A informação consta do balanço do Plano Económico e Social e Orçamento do Estado referente ao terceiro trimestre do presente ano, um documento publicado pelo Ministério da Economia e Finanças.

Em termos globais, embora o endividamento público tenha aumentado, a dívida que o Executivo contraiu fora do país reduziu 1%. Enquanto isso, a dívida dentro do país aumentou 26%.

Uma das explicações para a redução da dívida externa é o vencimento e pagamento das prestações da dívida existente num contexto em que o Governo decidiu não contrair novos financiamentos fora do país.

Por seu turno, a dívida pública contratada dentro do país aumentou significativamente pelo facto de o Governo ter emitido novas obrigações de tesouro num valor de 30 139,5 milhões de Meticais.

Em termos acumulados, o saldo da dívida pública externa foi de 648 883,3 milhões de Meticais, com destaque para o multilateral com um peso de 54,3% e da dívida interna foi de 396 056,7 milhões.

No tocante ao pagamento da dívida interna do Estado, o Governo pagou não só as obrigações de tesouraria no âmbito da reestruturação e consolidação fiscal, refere o Ministério da Economia e Finanças. 

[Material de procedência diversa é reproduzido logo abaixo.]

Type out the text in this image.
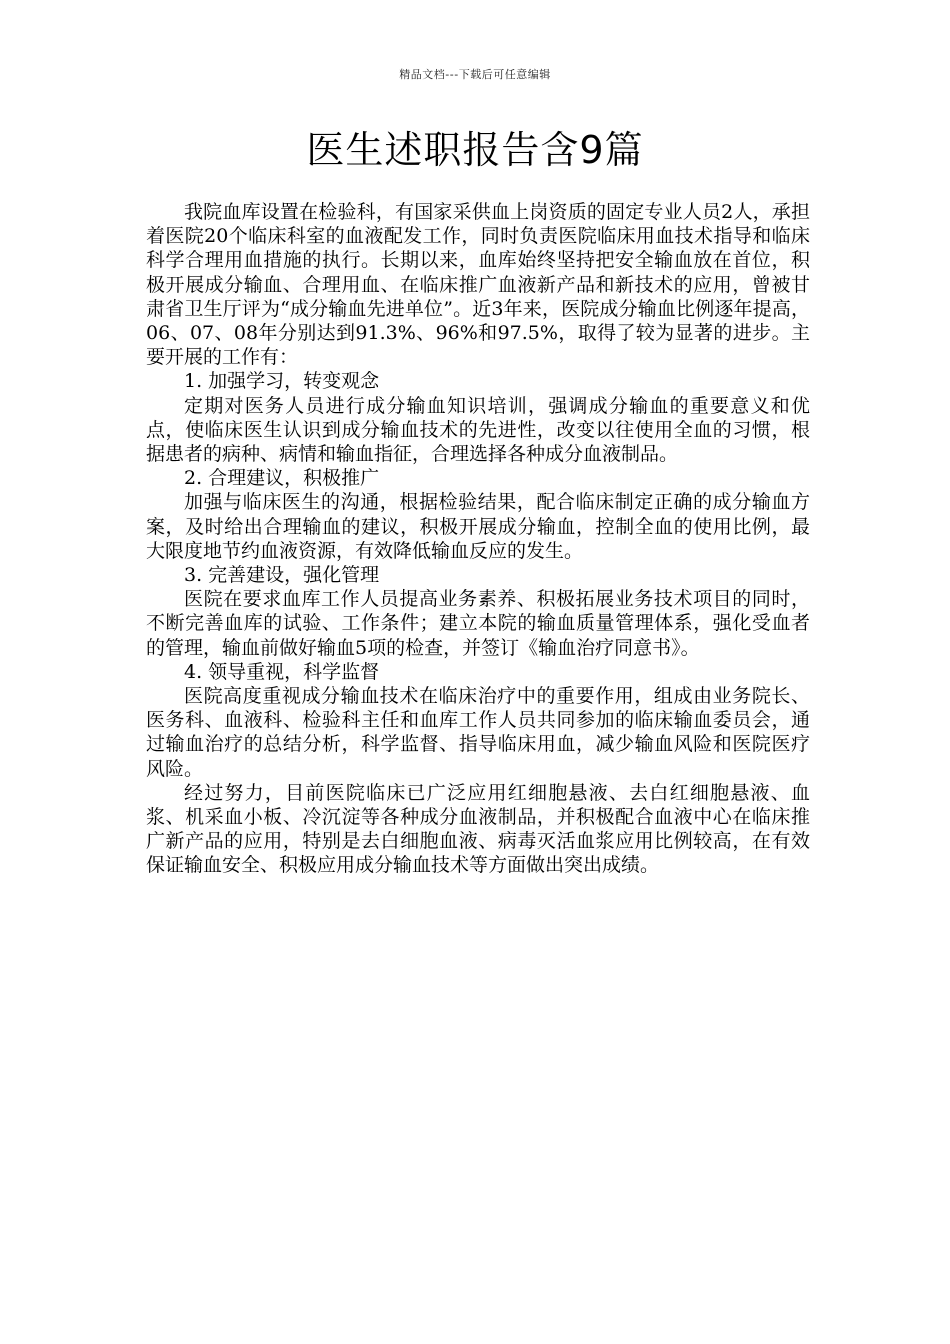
精品文档---下载后可任意编辑
医生述职报告含9篇

我院血库设置在检验科，有国家采供血上岗资质的固定专业人员2人，承担着医院20个临床科室的血液配发工作，同时负责医院临床用血技术指导和临床科学合理用血措施的执行。长期以来，血库始终坚持把安全输血放在首位，积极开展成分输血、合理用血、在临床推广血液新产品和新技术的应用，曾被甘肃省卫生厅评为“成分输血先进单位”。近3年来，医院成分输血比例逐年提高，06、07、08年分别达到91.3%、96%和97.5%，取得了较为显著的进步。主要开展的工作有：

1. 加强学习，转变观念

定期对医务人员进行成分输血知识培训，强调成分输血的重要意义和优点，使临床医生认识到成分输血技术的先进性，改变以往使用全血的习惯，根据患者的病种、病情和输血指征，合理选择各种成分血液制品。

2. 合理建议，积极推广

加强与临床医生的沟通，根据检验结果，配合临床制定正确的成分输血方案，及时给出合理输血的建议，积极开展成分输血，控制全血的使用比例，最大限度地节约血液资源，有效降低输血反应的发生。

3. 完善建设，强化管理

医院在要求血库工作人员提高业务素养、积极拓展业务技术项目的同时，不断完善血库的试验、工作条件；建立本院的输血质量管理体系，强化受血者的管理，输血前做好输血5项的检查，并签订《输血治疗同意书》。

4. 领导重视，科学监督

医院高度重视成分输血技术在临床治疗中的重要作用，组成由业务院长、医务科、血液科、检验科主任和血库工作人员共同参加的临床输血委员会，通过输血治疗的总结分析，科学监督、指导临床用血，减少输血风险和医院医疗风险。

经过努力，目前医院临床已广泛应用红细胞悬液、去白红细胞悬液、血浆、机采血小板、冷沉淀等各种成分血液制品，并积极配合血液中心在临床推广新产品的应用，特别是去白细胞血液、病毒灭活血浆应用比例较高，在有效保证输血安全、积极应用成分输血技术等方面做出突出成绩。
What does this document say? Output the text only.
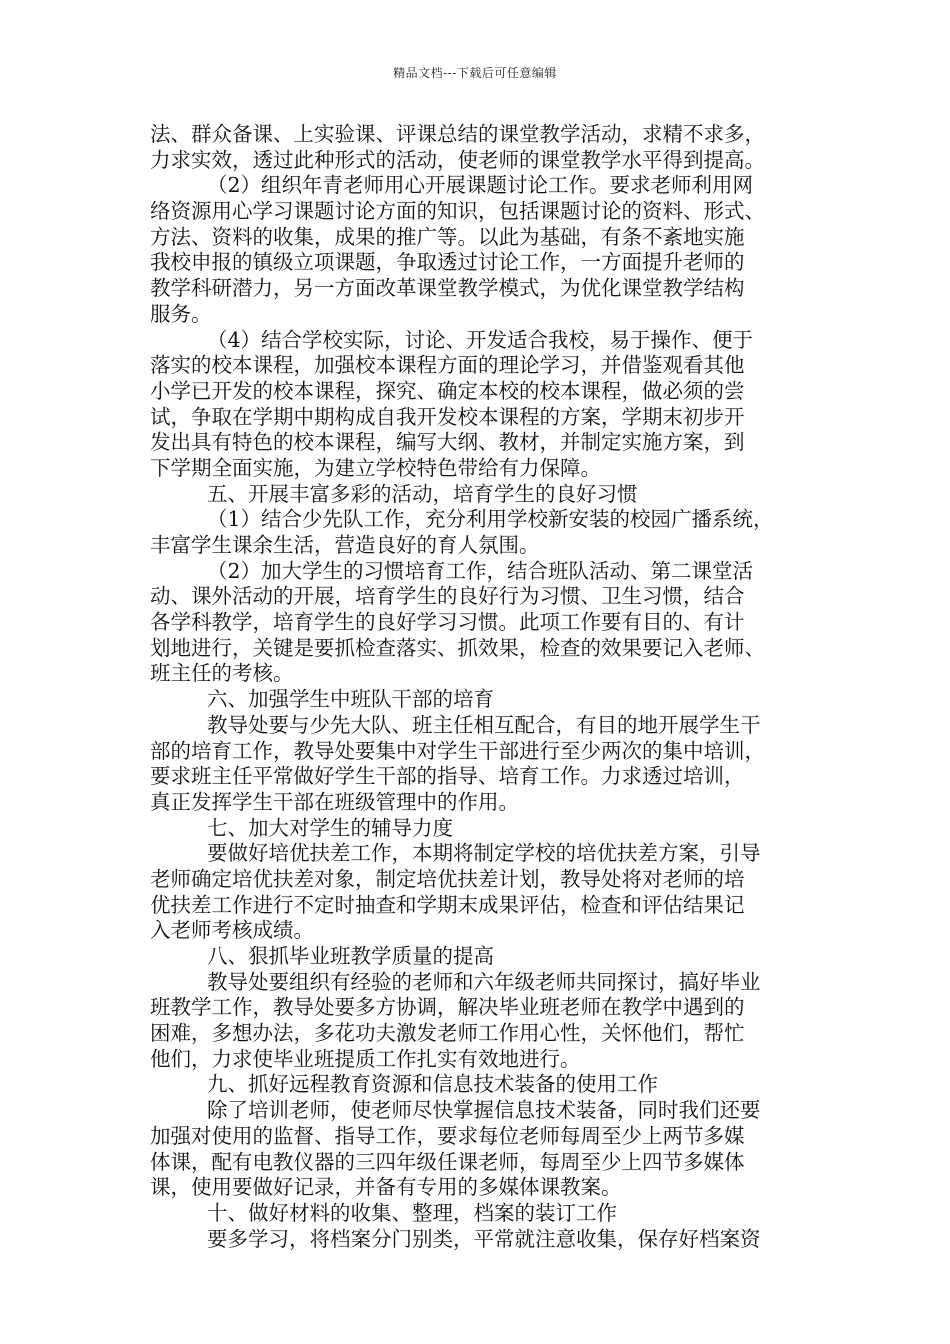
精品文档---下载后可任意编辑
法、群众备课、上实验课、评课总结的课堂教学活动，求精不求多，
力求实效，透过此种形式的活动，使老师的课堂教学水平得到提高。
（2）组织年青老师用心开展课题讨论工作。要求老师利用网
络资源用心学习课题讨论方面的知识，包括课题讨论的资料、形式、
方法、资料的收集，成果的推广等。以此为基础，有条不紊地实施
我校申报的镇级立项课题，争取透过讨论工作，一方面提升老师的
教学科研潜力，另一方面改革课堂教学模式，为优化课堂教学结构
服务。
（4）结合学校实际，讨论、开发适合我校，易于操作、便于
落实的校本课程，加强校本课程方面的理论学习，并借鉴观看其他
小学已开发的校本课程，探究、确定本校的校本课程，做必须的尝
试，争取在学期中期构成自我开发校本课程的方案，学期末初步开
发出具有特色的校本课程，编写大纲、教材，并制定实施方案，到
下学期全面实施，为建立学校特色带给有力保障。
五、开展丰富多彩的活动，培育学生的良好习惯
（1）结合少先队工作，充分利用学校新安装的校园广播系统，
丰富学生课余生活，营造良好的育人氛围。
（2）加大学生的习惯培育工作，结合班队活动、第二课堂活
动、课外活动的开展，培育学生的良好行为习惯、卫生习惯，结合
各学科教学，培育学生的良好学习习惯。此项工作要有目的、有计
划地进行，关键是要抓检查落实、抓效果，检查的效果要记入老师、
班主任的考核。
六、加强学生中班队干部的培育
教导处要与少先大队、班主任相互配合，有目的地开展学生干
部的培育工作，教导处要集中对学生干部进行至少两次的集中培训，
要求班主任平常做好学生干部的指导、培育工作。力求透过培训，
真正发挥学生干部在班级管理中的作用。
七、加大对学生的辅导力度
要做好培优扶差工作，本期将制定学校的培优扶差方案，引导
老师确定培优扶差对象，制定培优扶差计划，教导处将对老师的培
优扶差工作进行不定时抽查和学期末成果评估，检查和评估结果记
入老师考核成绩。
八、狠抓毕业班教学质量的提高
教导处要组织有经验的老师和六年级老师共同探讨，搞好毕业
班教学工作，教导处要多方协调，解决毕业班老师在教学中遇到的
困难，多想办法，多花功夫激发老师工作用心性，关怀他们，帮忙
他们，力求使毕业班提质工作扎实有效地进行。
九、抓好远程教育资源和信息技术装备的使用工作
除了培训老师，使老师尽快掌握信息技术装备，同时我们还要
加强对使用的监督、指导工作，要求每位老师每周至少上两节多媒
体课，配有电教仪器的三四年级任课老师，每周至少上四节多媒体
课，使用要做好记录，并备有专用的多媒体课教案。
十、做好材料的收集、整理，档案的装订工作
要多学习，将档案分门别类，平常就注意收集，保存好档案资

“Foi fixado o limite de 45 739 milhões de Meticais, do qual, durante o período de Janeiro a Junho, foram emitidas Obrigações no valor de 30 139,5 milhões de Meticais”, mostra o Executivo no balanço.

No entanto, no período de Janeiro a Setembro do ano em curso, foram emitidos Bilhetes de Tesouro no montante de 151 028,4 milhões de Meticais, tendo-se efectuado substituições e amortizações no valor global de 112 071,1 milhões de Meticais, diz o Executivo.

No período em análise, o Executivo pagou ainda 537,8 milhões de Meticais das dívidas com fornecedores de bens e serviços, dos anos anteriores, segundo o balanço que temos vindo a citar. 

Os valores da dívida efectivamente pagos totalizaram o montante de 50 674,1 milhões de Meticais, equivalentes a um decréscimo de 20,2% em relação ao período do ano anterior, mostra o documento.

Para assegurar a importação de combustíveis pela Empresa PETROMOC, foi contraído um empréstimo de curto prazo de 3600 milhões de Meticais a ser pago no actual exercício económico.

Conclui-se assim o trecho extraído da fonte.